Cheap pickups like Chris Ivory and free agents like Doug Baldwin have also played a role in my rise to the top of this league, but building a solid foundation of backs and receivers (who I have locked up for the next year, at least) was the plan all along.

It feels weird to even discuss my strategy for this league as if it’s a blueprint for success, because had my running back money gone to Adrian Peterson instead of DeMarco Murray, or my wide receiver money gone to A.J. Green instead of Antonio Brown, I wouldn’t be undefeated right now.

The real path to success, especially in a league that ties you to your players with a contract mechanic like Reality Sports Online, is to have a combination of luck and planning. Lay out a plan to get out of bad decisions, and hope for the best when investing heavily in a great player.

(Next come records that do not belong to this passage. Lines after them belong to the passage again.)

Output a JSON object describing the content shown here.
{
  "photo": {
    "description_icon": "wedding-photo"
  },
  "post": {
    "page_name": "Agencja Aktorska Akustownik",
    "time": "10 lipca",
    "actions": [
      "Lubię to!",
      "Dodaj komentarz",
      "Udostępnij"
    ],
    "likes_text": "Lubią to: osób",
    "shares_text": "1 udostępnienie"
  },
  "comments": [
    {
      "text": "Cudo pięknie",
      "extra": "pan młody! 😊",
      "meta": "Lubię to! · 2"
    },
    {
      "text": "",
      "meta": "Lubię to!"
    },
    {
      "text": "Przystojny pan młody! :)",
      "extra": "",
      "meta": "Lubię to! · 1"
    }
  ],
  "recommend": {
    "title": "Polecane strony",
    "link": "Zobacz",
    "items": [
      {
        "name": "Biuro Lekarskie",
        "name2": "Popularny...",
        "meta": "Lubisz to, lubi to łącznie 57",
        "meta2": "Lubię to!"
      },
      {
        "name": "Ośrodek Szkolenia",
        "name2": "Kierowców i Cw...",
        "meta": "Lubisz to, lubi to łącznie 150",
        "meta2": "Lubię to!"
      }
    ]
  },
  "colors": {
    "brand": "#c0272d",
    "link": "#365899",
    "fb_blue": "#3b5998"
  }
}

My decision to sign Rudolph long-term was based on my reluctance to use a four-year deal on any player I’d have to pay a good chunk of my cap to. I was protecting myself from myself by going with youth and upside with a longer contract. I could have signed Charles to a three or four year deal for less money, but that would lock me into a contract with a running back with an injury history.

Even if you think you’re going to make all the right moves, take a moment to consider how you could get out of those decisions if everything falls apart. Plan for the future, play devil’s advocate with your own picks, and get a little lucky… that’s how you can wind up at the top of a Reality Sports Online league against a bunch of your nerdy, fantasy football loving friends.